Vrij om Jezus wel of niet te volgen
Tweede zondag van de zomer (1 Koningen 19:19-21 en Lucas 9:51-62)
Vijftien jaar geleden schreef ik voor deze zondag over dezelfde teksten uit 1 Koningen en Lucas een bijdrage waar ik nog steeds achter kan staan.[1] Een paar zaken wil ik wel graag verdiepen en daarbij ook de andere lezingen betrekken.
Over de manier waarop de Elia-Elisacyclus in de verhalen over Jezus en met name ook bij Lucas doorwerken, is in de vakliteratuur veel geschreven.[2] In onze lezingen is in het beeld van het ploegen bij het thema ‘navolging’ wel een heel sterk verband, en ook het gegeven van het afscheid nemen van je oude leven speelt in beide verhalen een rol. Maar ik denk dat ook het voorstel van Jacobus en Johannes in Lucas 9:54, om over de Samaritanen vuur uit de hemel af te roepen, uit de Elia-context stamt. Immers, in 2 Koningen 1 valt er vuur uit de hemel op de manschappen die Elia niet met respect bejegenen. Trouwens, de eerste regel van de Lucasperikoop (9:51) lijkt verdacht veel op de eerste zin van 2 Koningen 2.
Geen verwensing van de Samaritanen
Wat de Samaritanen betreft: zij willen Jezus en zijn leerlingen geen logies bieden omdat ze op weg zijn naar Jeruzalem (9:53). Dat was een bekend gegeven: problemen tussen Joden en Samaritanen waren er steevast rond de pelgrimsfeesten.
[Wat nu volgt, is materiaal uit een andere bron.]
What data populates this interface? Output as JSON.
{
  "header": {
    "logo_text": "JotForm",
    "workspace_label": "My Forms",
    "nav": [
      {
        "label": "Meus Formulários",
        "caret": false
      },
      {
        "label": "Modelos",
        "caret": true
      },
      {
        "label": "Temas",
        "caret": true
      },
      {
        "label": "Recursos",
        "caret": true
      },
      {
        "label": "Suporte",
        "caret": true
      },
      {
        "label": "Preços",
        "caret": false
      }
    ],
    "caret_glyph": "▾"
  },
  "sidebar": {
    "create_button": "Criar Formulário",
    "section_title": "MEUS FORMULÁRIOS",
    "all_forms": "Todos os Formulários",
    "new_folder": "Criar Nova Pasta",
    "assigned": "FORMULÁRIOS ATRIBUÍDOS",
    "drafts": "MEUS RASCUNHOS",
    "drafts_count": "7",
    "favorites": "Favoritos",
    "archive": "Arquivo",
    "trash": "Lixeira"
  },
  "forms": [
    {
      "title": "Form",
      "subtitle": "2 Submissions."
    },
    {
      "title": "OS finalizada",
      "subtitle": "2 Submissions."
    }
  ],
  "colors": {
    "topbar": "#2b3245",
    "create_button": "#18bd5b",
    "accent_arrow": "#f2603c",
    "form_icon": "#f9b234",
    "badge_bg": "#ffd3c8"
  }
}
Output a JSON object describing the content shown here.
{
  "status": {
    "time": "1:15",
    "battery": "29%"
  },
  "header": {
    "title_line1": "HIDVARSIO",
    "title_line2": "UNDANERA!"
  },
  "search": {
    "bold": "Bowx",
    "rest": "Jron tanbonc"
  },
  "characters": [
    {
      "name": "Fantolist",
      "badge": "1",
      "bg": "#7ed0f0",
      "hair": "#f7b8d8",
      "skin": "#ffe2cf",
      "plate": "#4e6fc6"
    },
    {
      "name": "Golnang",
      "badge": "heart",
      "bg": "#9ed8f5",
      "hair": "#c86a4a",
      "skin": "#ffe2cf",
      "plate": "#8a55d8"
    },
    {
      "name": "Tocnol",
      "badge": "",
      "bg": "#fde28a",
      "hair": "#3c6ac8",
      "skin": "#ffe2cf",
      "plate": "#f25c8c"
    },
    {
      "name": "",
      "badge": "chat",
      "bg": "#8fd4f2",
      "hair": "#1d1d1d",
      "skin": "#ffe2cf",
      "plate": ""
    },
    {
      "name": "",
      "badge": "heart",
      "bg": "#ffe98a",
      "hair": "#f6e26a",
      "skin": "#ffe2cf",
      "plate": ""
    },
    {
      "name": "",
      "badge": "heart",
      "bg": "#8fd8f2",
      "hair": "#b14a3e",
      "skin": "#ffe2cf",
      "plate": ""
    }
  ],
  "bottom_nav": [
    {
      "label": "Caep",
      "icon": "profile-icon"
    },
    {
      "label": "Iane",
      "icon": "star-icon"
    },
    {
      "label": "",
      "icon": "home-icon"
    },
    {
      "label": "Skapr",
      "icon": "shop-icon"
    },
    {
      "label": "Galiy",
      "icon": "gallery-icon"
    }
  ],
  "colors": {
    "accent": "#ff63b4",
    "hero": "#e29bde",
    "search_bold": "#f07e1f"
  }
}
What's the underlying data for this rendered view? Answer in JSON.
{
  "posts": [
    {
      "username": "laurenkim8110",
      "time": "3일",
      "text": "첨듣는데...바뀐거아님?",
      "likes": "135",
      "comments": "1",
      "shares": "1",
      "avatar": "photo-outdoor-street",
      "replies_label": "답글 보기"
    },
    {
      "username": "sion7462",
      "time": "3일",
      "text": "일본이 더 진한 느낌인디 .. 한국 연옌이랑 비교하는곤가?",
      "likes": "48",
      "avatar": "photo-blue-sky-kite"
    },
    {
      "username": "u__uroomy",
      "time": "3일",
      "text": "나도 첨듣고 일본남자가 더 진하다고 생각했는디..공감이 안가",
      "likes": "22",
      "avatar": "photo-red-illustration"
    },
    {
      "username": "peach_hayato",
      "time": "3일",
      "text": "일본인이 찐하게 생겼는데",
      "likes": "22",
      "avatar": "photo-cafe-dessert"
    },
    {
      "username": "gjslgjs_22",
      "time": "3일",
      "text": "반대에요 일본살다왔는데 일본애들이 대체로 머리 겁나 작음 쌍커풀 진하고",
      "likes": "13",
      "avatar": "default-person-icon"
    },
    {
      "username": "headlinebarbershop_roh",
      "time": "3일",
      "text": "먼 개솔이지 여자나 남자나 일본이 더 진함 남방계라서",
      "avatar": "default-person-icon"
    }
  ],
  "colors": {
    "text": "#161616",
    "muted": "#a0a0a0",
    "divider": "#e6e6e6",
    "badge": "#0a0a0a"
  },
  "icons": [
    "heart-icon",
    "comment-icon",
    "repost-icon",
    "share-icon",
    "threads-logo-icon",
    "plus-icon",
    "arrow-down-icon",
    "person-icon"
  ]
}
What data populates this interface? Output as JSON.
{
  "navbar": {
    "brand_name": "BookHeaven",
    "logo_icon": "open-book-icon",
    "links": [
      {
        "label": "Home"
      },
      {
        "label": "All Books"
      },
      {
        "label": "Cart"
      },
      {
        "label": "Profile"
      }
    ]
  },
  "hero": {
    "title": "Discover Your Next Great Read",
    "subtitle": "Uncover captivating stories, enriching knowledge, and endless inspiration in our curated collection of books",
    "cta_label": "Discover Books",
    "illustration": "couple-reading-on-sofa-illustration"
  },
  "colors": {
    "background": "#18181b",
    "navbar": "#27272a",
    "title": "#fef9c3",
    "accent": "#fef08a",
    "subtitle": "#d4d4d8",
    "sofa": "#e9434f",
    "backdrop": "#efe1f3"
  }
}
Los daarvan was er regulier onderling verkeer. De regels die de Misjna geeft voor eten, bidden en handelen met Samaritanen, bewijzen dat.[3] Maar rond met name het Paasfeest kwam het telkens weer tot ongeregeldheden waar soms zelfs het Romeinse gezag aan te pas moest komen. Langstrekkende Joden beschimpten de heilige berg Gerizim, en Samaritanen weigerden de pelgrimage naar de verkeerde berg te faciliteren. Dat is wat Jezus ervaart, en de reactie van de beide ‘donderzonen’ Jacobus en Johannes past maar al te goed in hoe het dan placht te gaan. Zoals het bij Jezus en zijn gang naar Jeruzalem past om die geweldsspiraal te doorbreken.
Geroepen om vrij te zijn
Het past daarbij dat het vervolgens gaat over ieders eigen besluit om Jezus al of niet te volgen. Niet jouw oordeel over anderen doet ertoe, het gaat om je eigen levenskeuzes. Er komen in de verzen 57-62 drie potentiële volgelingen in beeld die voor de keuze staan, en gelukkig weten we van geen van de drie wat ze besloten hebben. Daarover past ons geen oordeel, en bovendien: het gaat om keuzes in volle vrijheid. Misschien dat daarom Elia wel zo onsympathiek en onvaderlijk reageert op Elisa (‘Ik heb je toch niets gevraagd?’) – om veilig te stellen dat Elisa zijn besluit niet neemt om aan andermans verwachting te voldoen of om een vaderfiguur te vinden. De woorden van Jezus, die ook eerder ontmoedigend dan uitnodigend klinken, zijn misschien ook zo bedoeld: je moet nee kunnen zeggen, wil je ‘ja’ waarde hebben, en je moet ook nee zeggen als het jouw tijd nog niet is. Het klinkt raar in de christelijke gemeente, maar er kunnen goede redenen zijn om Jezus nú nog niet te volgen. Bedenk wel dat zijn weg regelrecht naar Jeruzalem en naar Golgota loopt, dat je zijn geestelijke dakloosheid (9:58) moet aankunnen, dat je niet tegelijkertijd in het warme nest van je komaf kunt blijven (9:59-61). Als de praktijk uitwijst dat mensen die sprong wagen wanneer de tijd er rijp voor is, wie zijn wij dan om te menen dat onze hoorders dat het liefst vandaag nog moeten doen? Je kunt elkaar er beter op voorbereiden dat er ooit een moment kan komen waarop je er vanuit je eigen innerlijk niet meer onderuit kunt. Als dat voor iemand vandaag is: prima. Maar het hoeft niet. We zijn geroepen om vrij te zijn, niet om vuur over elkaar af te roepen.
Mindful ploegen
Elisa liep tijdens het ploegen bij het achterste span ossen: hij keek niet om, alles gebeurde vóór hem en dat vroeg zijn volle aandacht. Zo interpreteerde hij ook het gebaar van Elia: er wordt beslag op hem gelegd door iets wat vóór hem ligt. Hij vraagt verlet om de streep te trekken tussen wat was en wat komen gaat: afscheid nemen, de ossen slachten, de ploeg verbranden. De reactie van Elia klinkt bijna afwijzend. Hij trekt Elisa niet over de streep, integendeel, hij geeft hem de ruimte om het alleen te doen als het uit eigen innerlijke noodzaak is.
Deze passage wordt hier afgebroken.